Mohamed Aden Hassan and Giulia Liberatore
The Somali Housing Emergency in north and east London
Research commissioned by Karin Housing Association and carried out by research consultant Sue Lukes, Hannah Lewis and Mohamed Aden Hassan, has found evidence of housing deprivation among Somalis in north and east London so extreme as to be called an emergency. 158 people interviewed told researchers about the conditions in which they live, their efforts to improve them and their difficulties in accessing appropriate advice and advocacy. They talked about the effects on them and their community, especially the youth, and why they believed this had happened. The researchers also interviewed local council officers and discussed the issue with the Equalities and Human Rights Commission because many interviewees spoke of discrimination. In these areas of significant housing need the comparison made with general conditions do show that levels of housing deprivation within Somali communities in these areas are extremely high and probably unparalleled by other communities. While 85% of Londoners find their current housing satisfactory, only 12% of those in our survey reported this to be so for them.

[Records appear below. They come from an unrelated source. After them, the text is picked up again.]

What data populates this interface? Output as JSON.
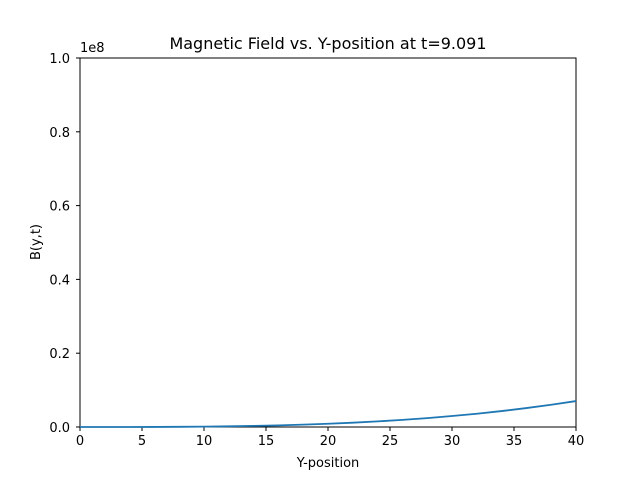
{
  "chart_data": {
    "type": "line",
    "title": "Magnetic Field vs. Y-position at t=9.091",
    "xlabel": "Y-position",
    "ylabel": "B(y,t)",
    "y_offset_label": "1e8",
    "xlim": [
      0,
      40
    ],
    "ylim": [
      0,
      1.0
    ],
    "x_ticks": [
      0,
      5,
      10,
      15,
      20,
      25,
      30,
      35,
      40
    ],
    "x_tick_labels": [
      "0",
      "5",
      "10",
      "15",
      "20",
      "25",
      "30",
      "35",
      "40"
    ],
    "y_ticks": [
      0,
      0.2,
      0.4,
      0.6,
      0.8,
      1.0
    ],
    "y_tick_labels": [
      "0.0",
      "0.2",
      "0.4",
      "0.6",
      "0.8",
      "1.0"
    ],
    "grid": false,
    "series": [
      {
        "color": "#1f77b4",
        "x": [
          0,
          2,
          4,
          6,
          8,
          10,
          12,
          14,
          16,
          18,
          20,
          22,
          24,
          26,
          28,
          30,
          32,
          34,
          36,
          38,
          40
        ],
        "y": [
          0,
          1e-05,
          7e-05,
          0.00023,
          0.00055,
          0.0011,
          0.0019,
          0.003,
          0.0045,
          0.0064,
          0.0088,
          0.0117,
          0.0152,
          0.0193,
          0.0241,
          0.0297,
          0.036,
          0.0432,
          0.0513,
          0.0603,
          0.0703
        ]
      }
    ]
  }
}
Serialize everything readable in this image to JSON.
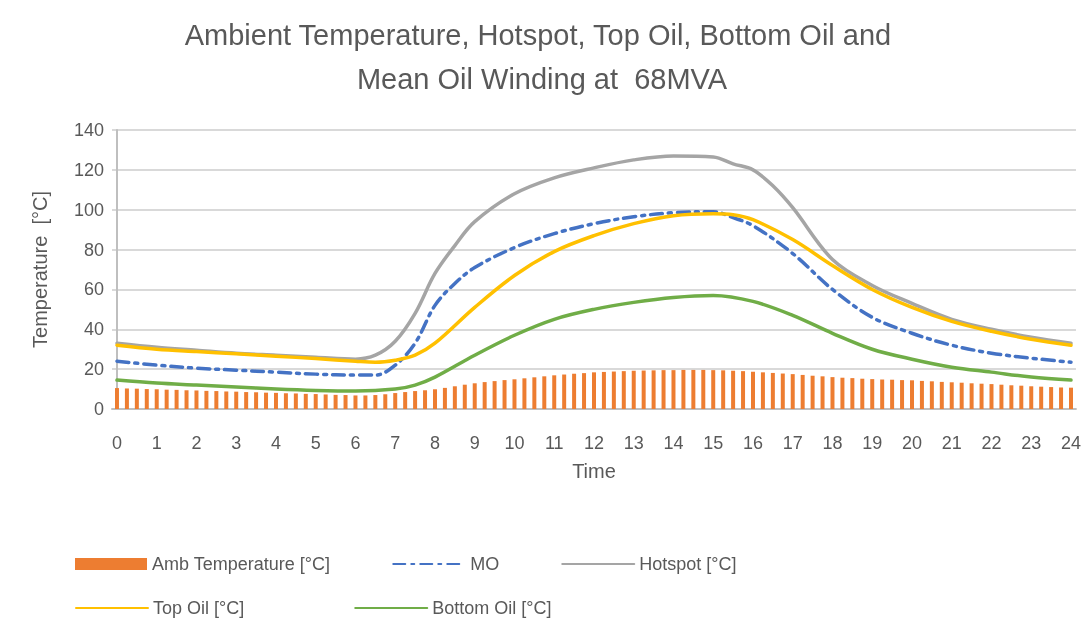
{
  "chart_data": {
    "type": "bar",
    "title": "Ambient Temperature, Hotspot, Top Oil, Bottom Oil and Mean Oil Winding at  68MVA",
    "xlabel": "Time",
    "ylabel": "Temperature  [°C]",
    "xlim": [
      -0.125,
      24.125
    ],
    "xticks": [
      0,
      1,
      2,
      3,
      4,
      5,
      6,
      7,
      8,
      9,
      10,
      11,
      12,
      13,
      14,
      15,
      16,
      17,
      18,
      19,
      20,
      21,
      22,
      23,
      24
    ],
    "ylim": [
      0,
      140
    ],
    "yticks": [
      0,
      20,
      40,
      60,
      80,
      100,
      120,
      140
    ],
    "grid": "y",
    "legend": "bottom",
    "marker": "none",
    "series": [
      {
        "name": "Amb Temperature [°C]",
        "color": "#ed7d31",
        "x": [
          0,
          0.25,
          0.5,
          0.75,
          1,
          1.25,
          1.5,
          1.75,
          2,
          2.25,
          2.5,
          2.75,
          3,
          3.25,
          3.5,
          3.75,
          4,
          4.25,
          4.5,
          4.75,
          5,
          5.25,
          5.5,
          5.75,
          6,
          6.25,
          6.5,
          6.75,
          7,
          7.25,
          7.5,
          7.75,
          8,
          8.25,
          8.5,
          8.75,
          9,
          9.25,
          9.5,
          9.75,
          10,
          10.25,
          10.5,
          10.75,
          11,
          11.25,
          11.5,
          11.75,
          12,
          12.25,
          12.5,
          12.75,
          13,
          13.25,
          13.5,
          13.75,
          14,
          14.25,
          14.5,
          14.75,
          15,
          15.25,
          15.5,
          15.75,
          16,
          16.25,
          16.5,
          16.75,
          17,
          17.25,
          17.5,
          17.75,
          18,
          18.25,
          18.5,
          18.75,
          19,
          19.25,
          19.5,
          19.75,
          20,
          20.25,
          20.5,
          20.75,
          21,
          21.25,
          21.5,
          21.75,
          22,
          22.25,
          22.5,
          22.75,
          23,
          23.25,
          23.5,
          23.75,
          24
        ],
        "values": [
          10.5,
          10.3,
          10.2,
          10.0,
          9.9,
          9.7,
          9.6,
          9.4,
          9.3,
          9.1,
          9.0,
          8.8,
          8.7,
          8.5,
          8.4,
          8.2,
          8.1,
          7.9,
          7.8,
          7.6,
          7.5,
          7.3,
          7.1,
          7.0,
          6.8,
          6.8,
          7.0,
          7.4,
          8.0,
          8.5,
          9.0,
          9.4,
          9.9,
          10.6,
          11.4,
          12.2,
          12.9,
          13.5,
          14.0,
          14.5,
          14.9,
          15.4,
          15.9,
          16.4,
          16.9,
          17.3,
          17.7,
          18.0,
          18.4,
          18.6,
          18.8,
          19.0,
          19.2,
          19.3,
          19.4,
          19.5,
          19.5,
          19.6,
          19.6,
          19.6,
          19.5,
          19.4,
          19.2,
          19.0,
          18.7,
          18.4,
          18.1,
          17.8,
          17.5,
          17.1,
          16.7,
          16.4,
          16.0,
          15.7,
          15.5,
          15.2,
          15.0,
          14.8,
          14.7,
          14.5,
          14.4,
          14.1,
          13.9,
          13.6,
          13.4,
          13.2,
          12.9,
          12.7,
          12.5,
          12.2,
          11.9,
          11.7,
          11.4,
          11.2,
          11.0,
          10.8,
          10.7
        ]
      },
      {
        "name": "MO",
        "type": "line",
        "line_style": "dashed",
        "color": "#4472c4",
        "x": [
          0,
          1,
          2,
          3,
          4,
          5,
          6,
          6.5,
          7,
          7.5,
          8,
          8.5,
          9,
          10,
          11,
          12,
          13,
          14,
          15,
          15.5,
          16,
          17,
          18,
          19,
          20,
          21,
          22,
          23,
          24
        ],
        "values": [
          24,
          22,
          20.5,
          19.5,
          18.5,
          17.5,
          17,
          17,
          22,
          33,
          52,
          63,
          71,
          81,
          88,
          93,
          96.5,
          98.5,
          99,
          96,
          92,
          78,
          60,
          46,
          38,
          32,
          28,
          25.5,
          23.5
        ]
      },
      {
        "name": "Hotspot [°C]",
        "type": "line",
        "line_style": "solid",
        "color": "#a5a5a5",
        "x": [
          0,
          1,
          2,
          3,
          4,
          5,
          6,
          6.5,
          7,
          7.5,
          8,
          8.5,
          9,
          10,
          11,
          12,
          13,
          14,
          15,
          15.5,
          16,
          16.5,
          17,
          18,
          19,
          20,
          21,
          22,
          23,
          24
        ],
        "values": [
          33,
          31,
          29.5,
          28,
          27,
          26,
          25,
          27,
          34,
          48,
          68,
          82,
          94,
          108,
          116,
          121,
          125,
          127,
          126.5,
          123,
          120,
          112,
          101,
          75,
          62,
          53,
          45,
          40,
          36,
          33
        ]
      },
      {
        "name": "Top Oil [°C]",
        "type": "line",
        "line_style": "solid",
        "color": "#ffc000",
        "x": [
          0,
          1,
          2,
          3,
          4,
          5,
          6,
          6.5,
          7,
          7.5,
          8,
          9,
          10,
          11,
          12,
          13,
          14,
          15,
          15.5,
          16,
          17,
          18,
          19,
          20,
          21,
          22,
          23,
          24
        ],
        "values": [
          32,
          30,
          28.8,
          27.7,
          26.5,
          25.3,
          24,
          23.5,
          24.5,
          27,
          33,
          51,
          67,
          79,
          87,
          93,
          97,
          98,
          97.5,
          95,
          85,
          72,
          60,
          51,
          44,
          39,
          35,
          32
        ]
      },
      {
        "name": "Bottom Oil [°C]",
        "type": "line",
        "line_style": "solid",
        "color": "#70ad47",
        "x": [
          0,
          1,
          2,
          3,
          4,
          5,
          6,
          7,
          7.5,
          8,
          9,
          10,
          11,
          12,
          13,
          14,
          15,
          16,
          17,
          18,
          19,
          20,
          21,
          22,
          23,
          24
        ],
        "values": [
          14.5,
          13,
          12,
          11,
          10,
          9.3,
          9,
          10,
          12,
          16,
          27,
          37,
          45,
          50,
          53.5,
          56,
          57,
          54,
          47,
          38,
          30,
          25,
          21,
          18.5,
          16,
          14.5
        ]
      }
    ]
  }
}
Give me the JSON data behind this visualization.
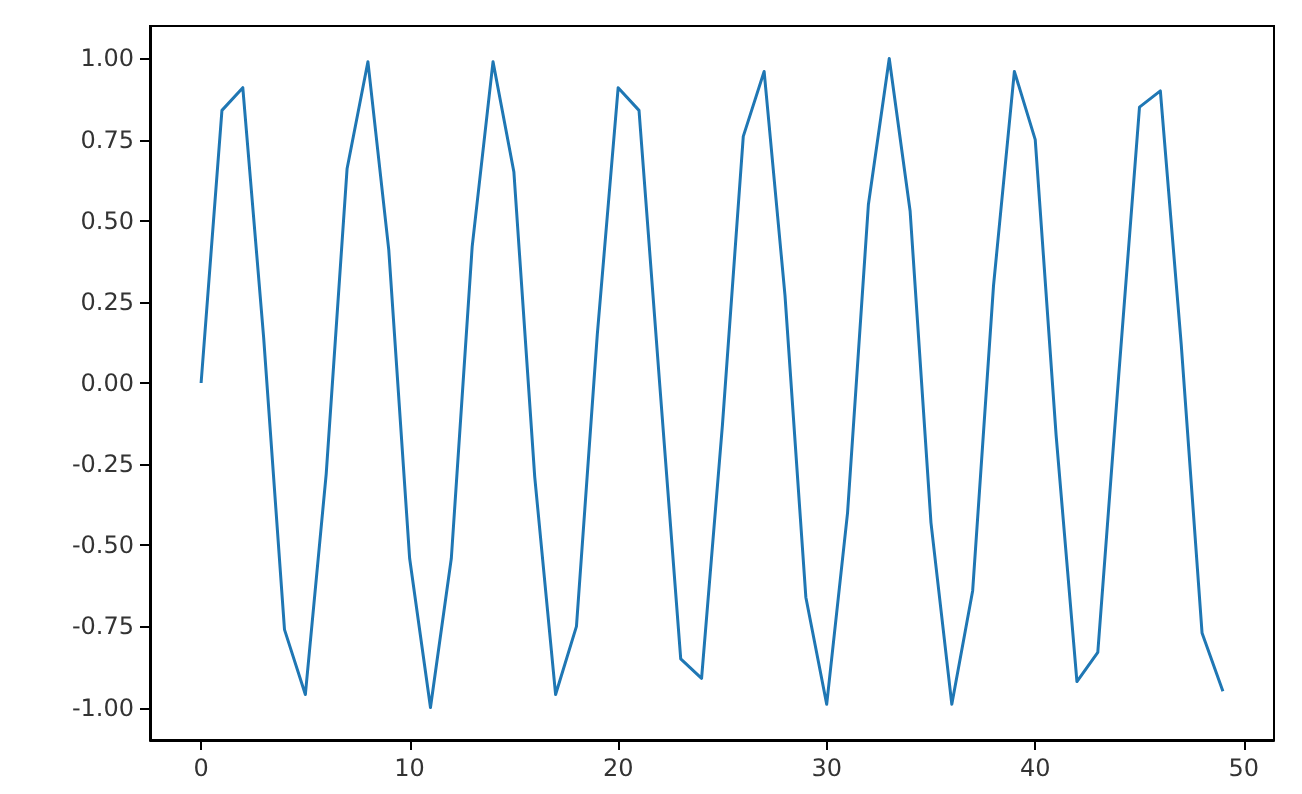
{
  "chart_data": {
    "type": "line",
    "x": [
      0,
      1,
      2,
      3,
      4,
      5,
      6,
      7,
      8,
      9,
      10,
      11,
      12,
      13,
      14,
      15,
      16,
      17,
      18,
      19,
      20,
      21,
      22,
      23,
      24,
      25,
      26,
      27,
      28,
      29,
      30,
      31,
      32,
      33,
      34,
      35,
      36,
      37,
      38,
      39,
      40,
      41,
      42,
      43,
      44,
      45,
      46,
      47,
      48,
      49
    ],
    "series": [
      {
        "color": "#1f77b4",
        "values": [
          0.0,
          0.84,
          0.91,
          0.14,
          -0.76,
          -0.96,
          -0.28,
          0.66,
          0.99,
          0.41,
          -0.54,
          -1.0,
          -0.54,
          0.42,
          0.99,
          0.65,
          -0.29,
          -0.96,
          -0.75,
          0.15,
          0.91,
          0.84,
          -0.01,
          -0.85,
          -0.91,
          -0.13,
          0.76,
          0.96,
          0.27,
          -0.66,
          -0.99,
          -0.4,
          0.55,
          1.0,
          0.53,
          -0.43,
          -0.99,
          -0.64,
          0.3,
          0.96,
          0.75,
          -0.16,
          -0.92,
          -0.83,
          0.02,
          0.85,
          0.9,
          0.12,
          -0.77,
          -0.95
        ]
      }
    ],
    "xlim": [
      -2.45,
      51.45
    ],
    "xticks": [
      0,
      10,
      20,
      30,
      40,
      50
    ],
    "ylim": [
      -1.1,
      1.1
    ],
    "yticks": [
      {
        "value": -1,
        "label": "-1.00"
      },
      {
        "value": -0.75,
        "label": "-0.75"
      },
      {
        "value": -0.5,
        "label": "-0.50"
      },
      {
        "value": -0.25,
        "label": "-0.25"
      },
      {
        "value": 0,
        "label": "0.00"
      },
      {
        "value": 0.25,
        "label": "0.25"
      },
      {
        "value": 0.5,
        "label": "0.50"
      },
      {
        "value": 0.75,
        "label": "0.75"
      },
      {
        "value": 1,
        "label": "1.00"
      }
    ],
    "grid": false,
    "marker": "none",
    "line_style": "solid"
  }
}
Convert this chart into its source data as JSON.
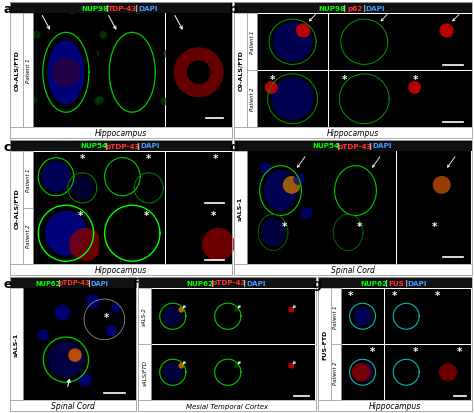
{
  "panels": {
    "a": {
      "letter": "a",
      "title": [
        [
          "NUP98",
          "#00ff00"
        ],
        [
          " | ",
          "#ffffff"
        ],
        [
          "TDP-43",
          "#ff3333"
        ],
        [
          " | ",
          "#ffffff"
        ],
        [
          "DAPI",
          "#4499ff"
        ]
      ],
      "side1": "C9-ALS/FTD",
      "side2": "Patient 1",
      "bottom": "Hippocampus",
      "rows": 1,
      "cols": 3
    },
    "b": {
      "letter": "b",
      "title": [
        [
          "NUP98",
          "#00ff00"
        ],
        [
          " | ",
          "#ffffff"
        ],
        [
          "p62",
          "#ff3333"
        ],
        [
          " | ",
          "#ffffff"
        ],
        [
          "DAPI",
          "#4499ff"
        ]
      ],
      "side1": "C9-ALS/FTD",
      "side2a": "Patient 1",
      "side2b": "Patient 2",
      "bottom": "Hippocampus",
      "rows": 2,
      "cols": 3
    },
    "c": {
      "letter": "c",
      "title": [
        [
          "NUP54",
          "#00ff00"
        ],
        [
          " | ",
          "#ffffff"
        ],
        [
          "pTDP-43",
          "#ff3333"
        ],
        [
          " | ",
          "#ffffff"
        ],
        [
          "DAPI",
          "#4499ff"
        ]
      ],
      "side1": "C9-ALS/FTD",
      "side2a": "Patient 1",
      "side2b": "Patient 2",
      "bottom": "Hippocampus",
      "rows": 2,
      "cols": 3
    },
    "d": {
      "letter": "d",
      "title": [
        [
          "NUP54",
          "#00ff00"
        ],
        [
          " | ",
          "#ffffff"
        ],
        [
          "pTDP-43",
          "#ff3333"
        ],
        [
          " | ",
          "#ffffff"
        ],
        [
          "DAPI",
          "#4499ff"
        ]
      ],
      "side1": "sALS-1",
      "bottom": "Spinal Cord",
      "rows": 1,
      "cols": 3
    },
    "e": {
      "letter": "e",
      "title": [
        [
          "NUP62",
          "#00ff00"
        ],
        [
          " | ",
          "#ffffff"
        ],
        [
          "pTDP-43",
          "#ff3333"
        ],
        [
          " | ",
          "#ffffff"
        ],
        [
          "DAPI",
          "#4499ff"
        ]
      ],
      "side1": "sALS-1",
      "bottom": "Spinal Cord",
      "rows": 1,
      "cols": 1
    },
    "f": {
      "letter": "f",
      "title": [
        [
          "NUP62",
          "#00ff00"
        ],
        [
          " | ",
          "#ffffff"
        ],
        [
          "pTDP-43",
          "#ff3333"
        ],
        [
          " | ",
          "#ffffff"
        ],
        [
          "DAPI",
          "#4499ff"
        ]
      ],
      "side1a": "sALS-2",
      "side1b": "sALS/FTD",
      "bottom": "Mesial Temporal Cortex",
      "rows": 2,
      "cols": 3
    },
    "g": {
      "letter": "g",
      "title": [
        [
          "NUP62",
          "#00ff00"
        ],
        [
          " | ",
          "#ffffff"
        ],
        [
          "FUS",
          "#ff3333"
        ],
        [
          " | ",
          "#ffffff"
        ],
        [
          "DAPI",
          "#4499ff"
        ]
      ],
      "side1": "FUS-FTD",
      "side2a": "Patient 1",
      "side2b": "Patient 2",
      "bottom": "Hippocampus",
      "rows": 2,
      "cols": 3
    }
  }
}
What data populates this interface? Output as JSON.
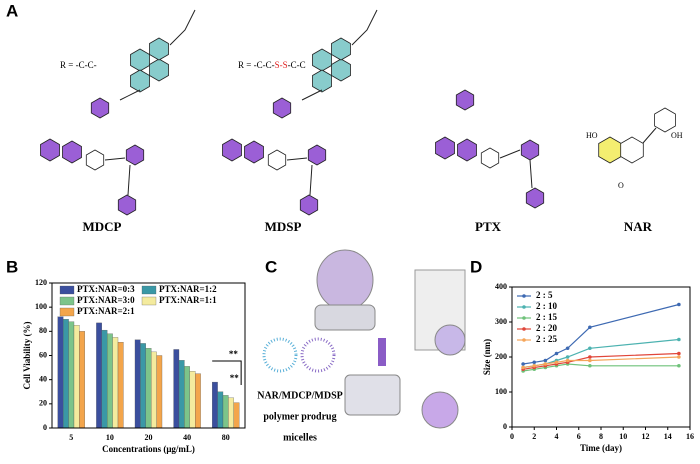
{
  "panel_a": {
    "label": "A",
    "r_label_1": "R = -C-C-",
    "r_label_2": {
      "prefix": "R = -C-C-",
      "disulfide": "S-S",
      "suffix": "-C-C"
    },
    "compounds": [
      "MDCP",
      "MDSP",
      "PTX",
      "NAR"
    ],
    "nar_atoms": [
      "HO",
      "OH",
      "O"
    ]
  },
  "panel_c": {
    "label": "C",
    "caption": [
      "NAR/MDCP/MDSP",
      "polymer prodrug",
      "micelles"
    ]
  },
  "chart_data": [
    {
      "type": "bar",
      "label": "B",
      "ylabel": "Cell Viability (%)",
      "xlabel": "Concentrations (μg/mL)",
      "categories": [
        "5",
        "10",
        "20",
        "40",
        "80"
      ],
      "series": [
        {
          "name": "PTX:NAR=0:3",
          "color": "#3b4f9e",
          "values": [
            92,
            87,
            73,
            65,
            38
          ]
        },
        {
          "name": "PTX:NAR=1:2",
          "color": "#3a98a6",
          "values": [
            90,
            81,
            70,
            56,
            30
          ]
        },
        {
          "name": "PTX:NAR=3:0",
          "color": "#7cc48a",
          "values": [
            88,
            78,
            66,
            51,
            27
          ]
        },
        {
          "name": "PTX:NAR=1:1",
          "color": "#f4eb9e",
          "values": [
            85,
            75,
            63,
            47,
            25
          ]
        },
        {
          "name": "PTX:NAR=2:1",
          "color": "#f3a54b",
          "values": [
            80,
            71,
            60,
            45,
            21
          ]
        }
      ],
      "ylim": [
        0,
        120
      ],
      "yticks": [
        0,
        20,
        40,
        60,
        80,
        100,
        120
      ],
      "annotations": [
        "**",
        "**"
      ]
    },
    {
      "type": "line",
      "label": "D",
      "ylabel": "Size (nm)",
      "xlabel": "Time (day)",
      "x": [
        1,
        2,
        3,
        4,
        5,
        7,
        15
      ],
      "series": [
        {
          "name": "2 : 5",
          "color": "#3d69b2",
          "values": [
            180,
            185,
            190,
            210,
            225,
            285,
            350
          ]
        },
        {
          "name": "2 : 10",
          "color": "#4cb2b0",
          "values": [
            170,
            175,
            180,
            190,
            200,
            225,
            250
          ]
        },
        {
          "name": "2 : 15",
          "color": "#6fc27a",
          "values": [
            160,
            165,
            170,
            175,
            180,
            175,
            175
          ]
        },
        {
          "name": "2 : 20",
          "color": "#e0463a",
          "values": [
            165,
            170,
            175,
            180,
            185,
            200,
            210
          ]
        },
        {
          "name": "2 : 25",
          "color": "#f5a55a",
          "values": [
            170,
            175,
            180,
            185,
            190,
            190,
            200
          ]
        }
      ],
      "xlim": [
        0,
        16
      ],
      "xticks": [
        0,
        2,
        4,
        6,
        8,
        10,
        12,
        14,
        16
      ],
      "ylim": [
        0,
        400
      ],
      "yticks": [
        0,
        100,
        200,
        300,
        400
      ]
    }
  ]
}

The way in which this deprivation is combined with, and connected to, high levels of unemployment and long term illness and disability, results in the community feeling deprived and demoralised, under attack and sometimes helpless. Less than a third of those interviewed had a home big enough for them and their family (compared, for example, with Tower Hamlets, the most overcrowded borough in England, reporting 13% of families as overcrowded). Many faced quite devastating levels of overcrowding, with six children in a two bedroom flat, nine people in three rooms, or seven people in one bedroom. One family of eight including a disabled woman share a two bedroom house, with five beds in one room.